The China-Pakistan Economic Corridor (CPEC) is a bilateral infrastructure and investment framework launched on 20 April 2015 during President Xi Jinping's visit to Islamabad, when agreements valued at roughly US$46 billion were signed; the portfolio has since expanded to over US$62 billion. CPEC is the lead pilot project of China's Belt and Road Initiative (BRI), announced by Xi Jinping in 2013, and operationalises Beijing's "Silk Road Economic Belt" and "21st-Century Maritime Silk Road" concepts. It connects Kashgar in the Xinjiang Uyghur Autonomous Region to the deep-sea port of Gwadar on the Arabian Sea in Balochistan, giving China an alternative trade route to the Strait of Malacca and shortening its access to Middle Eastern energy supplies. The project is overseen by the Joint Cooperation Committee (JCC), with the Long Term Plan (2017–2030) approved in November 2017 setting the strategic roadmap.
CPEC's portfolio is conventionally divided into "early harvest" energy projects, transport infrastructure, the development of Gwadar Port, and Special Economic Zones (SEZs) such as Rashakai, Dhabeji, and Allama Iqbal Industrial City. Energy projects, financed largely through Independent Power Producer (IPP) agreements, added thousands of megawatts to Pakistan's grid via coal, hydro, solar and wind plants including the Sahiwal and Port Qasim coal stations. Transport components include the upgrade of the Karakoram Highway, the Karachi–Lahore Motorway (Sukkur–Multan section), and the planned overhaul of Pakistan Railways' Main Line-1 (ML-1). Gwadar Port, operated by the China Overseas Ports Holding Company under a 40-year concession, is the maritime terminus and is paired with a Free Zone and an international airport. Financing combines concessional loans, commercial loans and direct investment from Chinese state banks such as the Exim Bank of China and China Development Bank.

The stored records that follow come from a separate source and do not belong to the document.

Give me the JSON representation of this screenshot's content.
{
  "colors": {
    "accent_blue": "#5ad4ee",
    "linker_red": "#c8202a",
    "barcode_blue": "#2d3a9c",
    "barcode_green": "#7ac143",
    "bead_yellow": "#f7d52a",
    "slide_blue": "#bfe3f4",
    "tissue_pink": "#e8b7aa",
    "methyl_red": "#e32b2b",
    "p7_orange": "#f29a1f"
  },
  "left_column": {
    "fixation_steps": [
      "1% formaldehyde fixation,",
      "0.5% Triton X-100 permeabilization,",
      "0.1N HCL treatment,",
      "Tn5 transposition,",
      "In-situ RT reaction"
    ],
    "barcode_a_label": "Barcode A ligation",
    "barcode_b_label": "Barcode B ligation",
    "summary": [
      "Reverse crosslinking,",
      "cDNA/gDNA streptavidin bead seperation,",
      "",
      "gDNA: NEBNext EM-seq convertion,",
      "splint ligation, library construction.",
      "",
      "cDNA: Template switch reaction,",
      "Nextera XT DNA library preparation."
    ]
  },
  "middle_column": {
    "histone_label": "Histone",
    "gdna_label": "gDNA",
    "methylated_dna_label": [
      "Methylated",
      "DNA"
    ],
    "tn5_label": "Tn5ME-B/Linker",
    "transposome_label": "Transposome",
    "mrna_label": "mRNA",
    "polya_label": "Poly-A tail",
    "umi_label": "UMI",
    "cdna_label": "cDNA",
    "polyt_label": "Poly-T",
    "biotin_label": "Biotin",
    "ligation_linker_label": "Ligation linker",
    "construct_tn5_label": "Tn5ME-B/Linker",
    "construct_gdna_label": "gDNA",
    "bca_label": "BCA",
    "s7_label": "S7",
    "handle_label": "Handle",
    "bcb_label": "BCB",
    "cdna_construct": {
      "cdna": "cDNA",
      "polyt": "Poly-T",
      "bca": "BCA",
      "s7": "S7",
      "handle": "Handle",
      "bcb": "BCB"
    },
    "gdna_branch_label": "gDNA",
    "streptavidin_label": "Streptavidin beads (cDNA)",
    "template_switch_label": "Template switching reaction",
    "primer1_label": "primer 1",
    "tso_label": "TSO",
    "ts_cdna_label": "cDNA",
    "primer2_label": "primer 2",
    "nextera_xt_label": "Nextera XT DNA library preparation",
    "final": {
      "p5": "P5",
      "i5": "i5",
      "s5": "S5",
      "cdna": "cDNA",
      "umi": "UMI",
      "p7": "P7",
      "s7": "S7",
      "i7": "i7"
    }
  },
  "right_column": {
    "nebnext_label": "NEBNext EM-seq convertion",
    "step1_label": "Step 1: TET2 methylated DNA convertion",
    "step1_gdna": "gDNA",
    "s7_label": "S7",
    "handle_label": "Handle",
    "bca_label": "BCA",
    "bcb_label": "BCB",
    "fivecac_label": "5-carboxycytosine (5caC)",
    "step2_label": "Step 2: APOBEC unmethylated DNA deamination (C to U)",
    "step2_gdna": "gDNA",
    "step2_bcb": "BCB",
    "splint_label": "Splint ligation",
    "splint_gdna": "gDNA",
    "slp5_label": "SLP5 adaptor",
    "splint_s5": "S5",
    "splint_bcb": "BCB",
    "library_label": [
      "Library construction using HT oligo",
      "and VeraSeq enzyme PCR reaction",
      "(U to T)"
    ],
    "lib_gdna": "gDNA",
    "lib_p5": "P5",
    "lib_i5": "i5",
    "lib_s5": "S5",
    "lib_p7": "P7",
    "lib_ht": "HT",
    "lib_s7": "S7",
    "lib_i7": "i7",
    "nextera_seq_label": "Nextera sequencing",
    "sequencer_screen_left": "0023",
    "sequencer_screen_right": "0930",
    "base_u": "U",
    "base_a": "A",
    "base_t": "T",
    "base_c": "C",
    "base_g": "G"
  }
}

By 2026, CPEC has entered its declared "second phase" (CPEC 2.0), emphasising industrialisation, agriculture, information technology and the relocation of Chinese industry into Pakistan's SEZs, alongside business-to-business cooperation. Implementation has faced persistent headwinds: Pakistan's recurrent balance-of-payments crises and IMF programmes, concerns over debt sustainability, circular debt in the power sector, and security threats — notably attacks by the Balochistan Liberation Army and the Tehreek-e-Taliban Pakistan on Chinese personnel, prompting the raising of a dedicated Special Security Division of the Pakistan Army. India has consistently objected to CPEC because its alignment passes through Gilgit-Baltistan, territory India claims as part of the former princely state of Jammu and Kashmir, framing it as a violation of sovereignty.
For the CSS Pakistan Affairs paper, CPEC is among the most heavily examined topics and recurs across International Relations and Pakistan's economy sections. Candidates should master the geography (Kashgar–Gwadar axis), the chronology (2013 BRI, 2015 launch, 2017 Long Term Plan, CPEC 2.0), the institutional architecture (JCC, COPHC, SSD), and the four pillars of cooperation. Examiners frequently ask analytical questions on CPEC's geo-strategic significance for Pakistan, its implications for the China–India–US triangle, debt-trap diagnosis versus development opportunity, and the security and federalism challenges in Balochistan. A strong answer balances opportunity and risk and cites named projects and figures.
Example
On 13 November 2016, Pakistan's first CPEC trade convoy reached Gwadar Port and goods were shipped onward, marking the corridor's symbolic operationalisation under Prime Minister Nawaz Sharif and Chinese state enterprise COPHC.
Frequently asked questions
CPEC is the flagship and pilot project of China's Belt and Road Initiative, announced by Xi Jinping in 2013. It physically links the Silk Road Economic Belt and the Maritime Silk Road by connecting Kashgar to Gwadar Port.